Document Type

Dissertation

Degree

Doctor of Philosophy

Major

Psychology

Date of Defense

8-3-2010

Graduate Advisor

James A. Breaugh, PhD

Committee

Deborah Balser

Therese Macan

Mark Tubbs

Abstract

Work-nonwork conflict remains a crucial concern for both employees struggling to balance work and non-work roles (Bond, Thompson, Galinsky, & Prottas, 2002) and companies seeking to enhance their ability to attract, retain, and leverage talent (De Janasz & Behson, 2007; Towers & Perrin, 2006). Research has demonstrated that factors such as supervisor support for work-nonwork balance can reduce employees’ experience of work-nonwork conflict.
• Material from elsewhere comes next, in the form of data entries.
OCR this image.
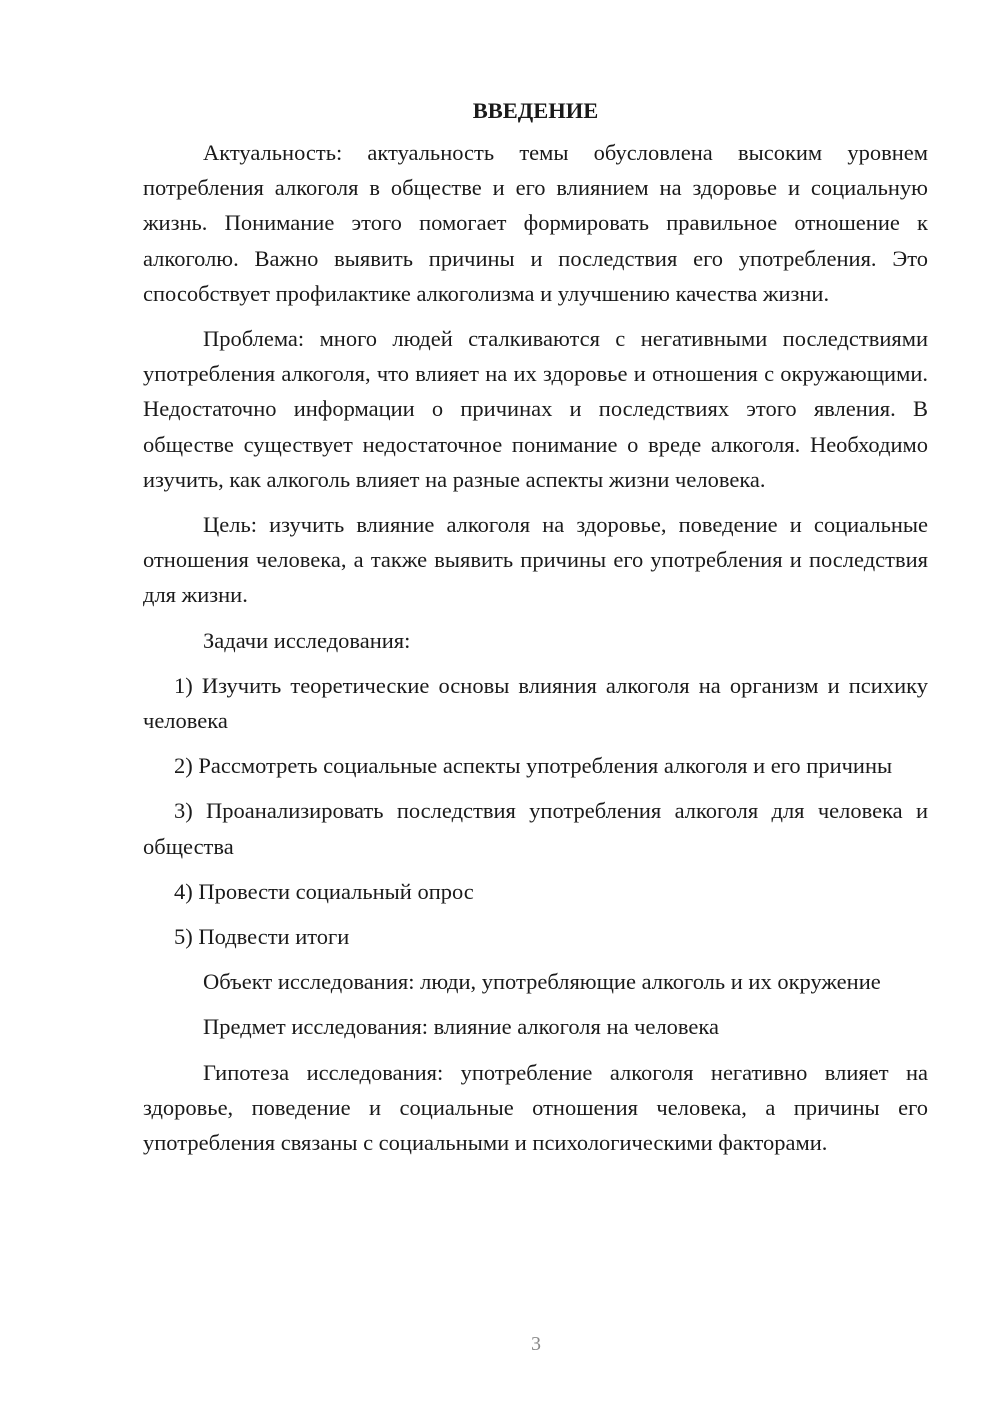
ВВЕДЕНИЕ

Актуальность: актуальность темы обусловлена высоким уровнем потребления алкоголя в обществе и его влиянием на здоровье и социальную жизнь. Понимание этого помогает формировать правильное отношение к алкоголю. Важно выявить причины и последствия его употребления. Это способствует профилактике алкоголизма и улучшению качества жизни.

Проблема: много людей сталкиваются с негативными последствиями употребления алкоголя, что влияет на их здоровье и отношения с окружающими. Недостаточно информации о причинах и последствиях этого явления. В обществе существует недостаточное понимание о вреде алкоголя. Необходимо изучить, как алкоголь влияет на разные аспекты жизни человека.

Цель: изучить влияние алкоголя на здоровье, поведение и социальные отношения человека, а также выявить причины его употребления и последствия для жизни.

Задачи исследования:

1) Изучить теоретические основы влияния алкоголя на организм и психику человека

2) Рассмотреть социальные аспекты употребления алкоголя и его причины

3) Проанализировать последствия употребления алкоголя для человека и общества

4) Провести социальный опрос

5) Подвести итоги

Объект исследования: люди, употребляющие алкоголь и их окружение

Предмет исследования: влияние алкоголя на человека

Гипотеза исследования: употребление алкоголя негативно влияет на здоровье, поведение и социальные отношения человека, а причины его употребления связаны с социальными и психологическими факторами.

3
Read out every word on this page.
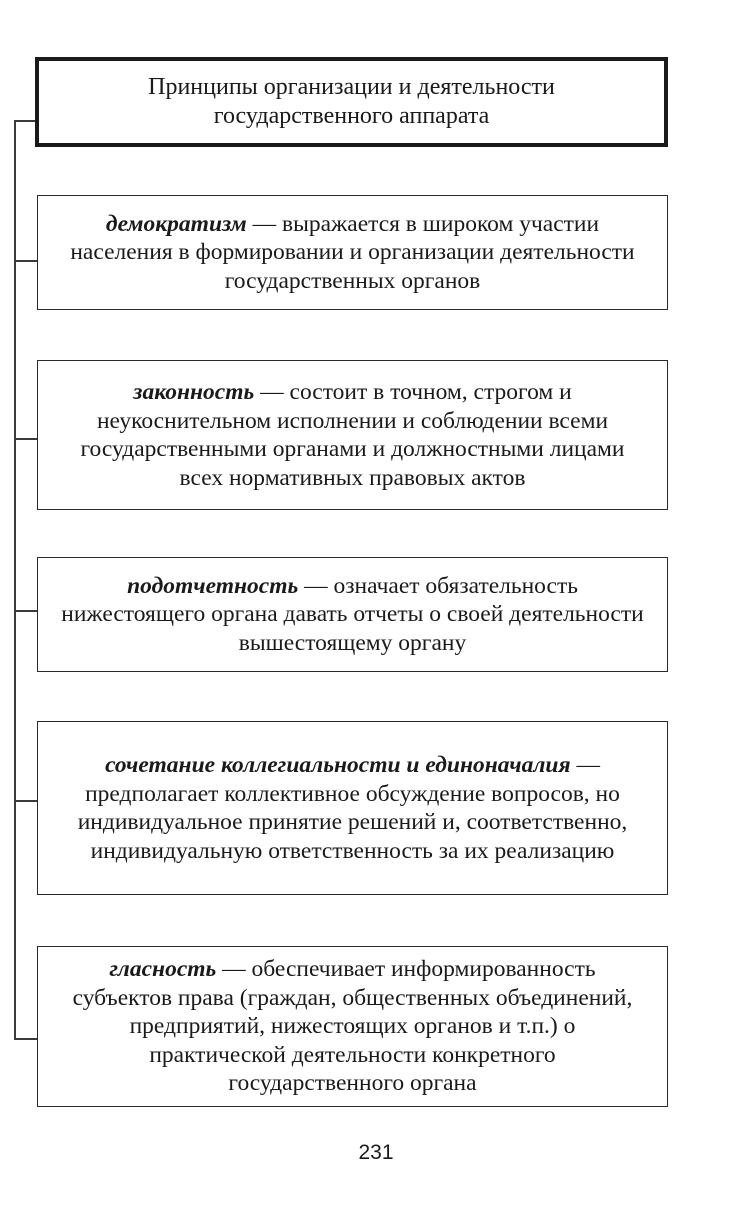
Принципы организации и деятельности государственного аппарата
демократизм — выражается в широком участии населения в формировании и организации деятельности государственных органов
законность — состоит в точном, строгом и неукоснительном исполнении и соблюдении всеми государственными органами и должностными лицами всех нормативных правовых актов
подотчетность — означает обязательность нижестоящего органа давать отчеты о своей деятельности вышестоящему органу
сочетание коллегиальности и единоначалия — предполагает коллективное обсуждение вопросов, но индивидуальное принятие решений и, соответственно, индивидуальную ответственность за их реализацию
гласность — обеспечивает информированность субъектов права (граждан, общественных объединений, предприятий, нижестоящих органов и т.п.) о практической деятельности конкретного государственного органа
231
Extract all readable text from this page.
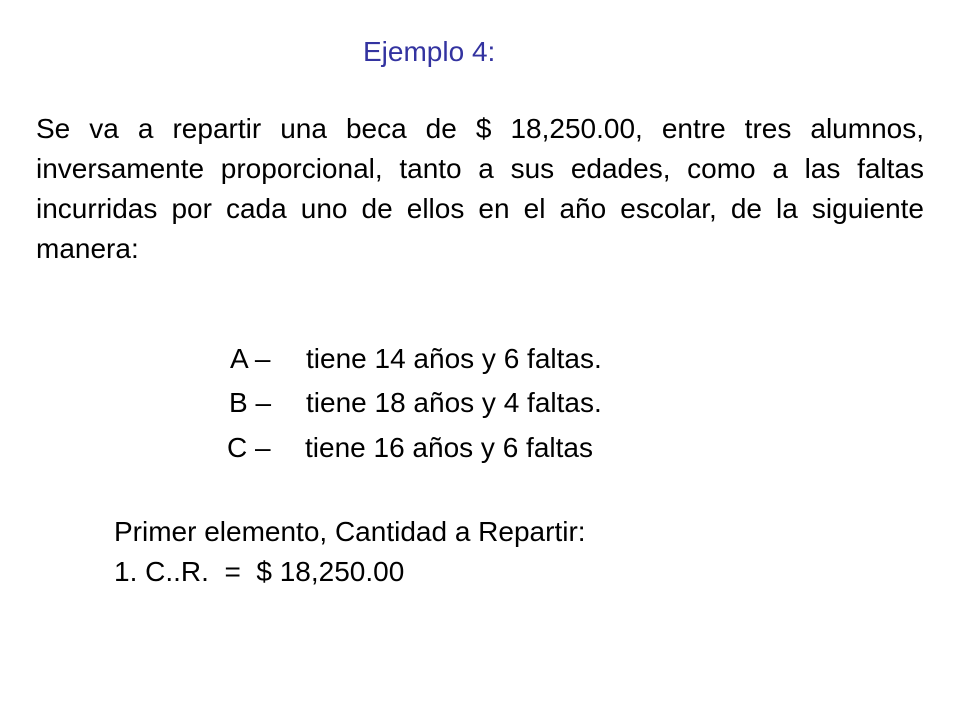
Ejemplo 4:

Se va a repartir una beca de $ 18,250.00, entre tres alumnos, inversamente proporcional, tanto a sus edades, como a las faltas incurridas por cada uno de ellos en el año escolar, de la siguiente manera:

A – tiene 14 años y 6 faltas.
B – tiene 18 años y 4 faltas.
C – tiene 16 años y 6 faltas
Primer elemento, Cantidad a Repartir:
1. C..R.  =  $ 18,250.00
Few studies, however, have investigated the individual characteristics of supervisors who are most likely to provide work-nonwork support. This study extends previous research by investigating the relationships between supervisors’ identity salience, work-nonwork support attitudes, and perceptions of work-nonwork support instrumentality (effectiveness) and the provision of two types of social support for work-nonwork balance: instrumental support and emotional support. Analyses were conducted using multiple regression, correlation and one-way ANOVA procedures. Results did not indicate that supervisors with more positive attitudes towards supervisor work-nonwork support are perceived by employees as demonstrating higher levels of instrumental and emotional work-nonwork support. No mediation effects were found for supervisor perceptions of instrumental and emotional support’s effectiveness in reducing employee work-nonwork conflict. Finally, results did not indicate that supervisors with a dual-centric identity are perceived by employees as demonstrating higher levels of instrumental and emotional work-nonwork support. Implications for future research are discussed.